A Dios rogando y con el mazo dando. El Ayuntamiento de Matamoros se acaba de colocar a la vanguardia de la estrategia preventiva contra enfermedades como el sarampión, que en 2016 se creía ya erradicado en Latinoamérica, pero que hoy está marcando cierta línea de retorno dentro del cuadro de las enfermedades infecciosas en nuestro continente, incluyendo a México.

En el 2018, el sarampión reapareció en Argentina y en Ecuador. Pero también en países como Estados Unidos. En mi opinión, todo ello se debe a que vivimos una era de intensa movilidad de personas a nivel mundial. Eventos masivos  de carácter internacional como el futbol, durante la Copa Sub 20 en Colombia, o íconos culturales y recreativos como Disneylandia, han provocado contagios de una enfermedad que se creía ya superada.

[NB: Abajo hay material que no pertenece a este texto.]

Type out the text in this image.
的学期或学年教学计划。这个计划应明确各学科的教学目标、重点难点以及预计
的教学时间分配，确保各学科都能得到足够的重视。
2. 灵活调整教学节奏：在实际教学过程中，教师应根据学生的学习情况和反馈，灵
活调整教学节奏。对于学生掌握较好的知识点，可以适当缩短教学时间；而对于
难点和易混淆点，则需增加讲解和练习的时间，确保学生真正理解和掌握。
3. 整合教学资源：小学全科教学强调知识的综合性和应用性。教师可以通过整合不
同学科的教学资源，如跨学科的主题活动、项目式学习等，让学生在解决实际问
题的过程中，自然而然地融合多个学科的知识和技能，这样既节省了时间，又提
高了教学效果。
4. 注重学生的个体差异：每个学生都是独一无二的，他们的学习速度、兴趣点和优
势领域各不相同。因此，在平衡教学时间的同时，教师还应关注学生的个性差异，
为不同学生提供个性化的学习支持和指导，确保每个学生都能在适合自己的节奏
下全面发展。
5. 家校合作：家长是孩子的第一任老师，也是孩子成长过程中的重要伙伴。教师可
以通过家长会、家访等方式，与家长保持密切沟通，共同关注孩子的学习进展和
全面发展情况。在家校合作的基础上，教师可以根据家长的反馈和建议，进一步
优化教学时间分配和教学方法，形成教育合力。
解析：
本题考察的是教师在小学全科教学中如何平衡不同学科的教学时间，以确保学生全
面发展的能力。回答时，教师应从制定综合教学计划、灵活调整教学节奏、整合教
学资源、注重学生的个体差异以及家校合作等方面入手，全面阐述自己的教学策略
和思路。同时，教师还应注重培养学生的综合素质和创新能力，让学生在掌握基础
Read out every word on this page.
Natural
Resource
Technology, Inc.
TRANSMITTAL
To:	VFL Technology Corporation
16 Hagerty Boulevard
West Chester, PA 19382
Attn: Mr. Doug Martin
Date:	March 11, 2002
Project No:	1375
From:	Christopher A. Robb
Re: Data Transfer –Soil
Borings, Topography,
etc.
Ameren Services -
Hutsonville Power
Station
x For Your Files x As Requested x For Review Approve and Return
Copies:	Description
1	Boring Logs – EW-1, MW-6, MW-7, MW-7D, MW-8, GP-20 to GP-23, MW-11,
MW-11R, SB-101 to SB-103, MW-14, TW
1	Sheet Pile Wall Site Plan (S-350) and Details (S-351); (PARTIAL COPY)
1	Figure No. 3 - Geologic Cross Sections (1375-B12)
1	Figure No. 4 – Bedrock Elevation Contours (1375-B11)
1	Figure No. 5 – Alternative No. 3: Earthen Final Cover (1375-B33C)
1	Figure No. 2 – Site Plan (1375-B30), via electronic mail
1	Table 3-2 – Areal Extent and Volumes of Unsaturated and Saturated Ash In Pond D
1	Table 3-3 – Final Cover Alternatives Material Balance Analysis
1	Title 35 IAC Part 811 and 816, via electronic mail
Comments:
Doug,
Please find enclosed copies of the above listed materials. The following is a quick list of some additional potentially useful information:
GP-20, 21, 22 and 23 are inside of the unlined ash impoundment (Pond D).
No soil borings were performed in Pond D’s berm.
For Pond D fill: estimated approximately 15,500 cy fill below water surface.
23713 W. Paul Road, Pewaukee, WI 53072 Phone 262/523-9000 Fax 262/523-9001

En el marco de la pandemia global del coronavirus, cobra mucha importancia el hecho de que las políticas públicas en materia de salud volteen a ver también otros frentes sanitarios, como este que le menciono, pues el sarampión ataca a la población infantil con mayor fuerza.

En este caso resulta muy meritorio el reforzamiento de las medidas preventivas que el alcalde Mario Alberto López Hernández viene realizando, girando instrucciones precisas a sus colaboradores del área.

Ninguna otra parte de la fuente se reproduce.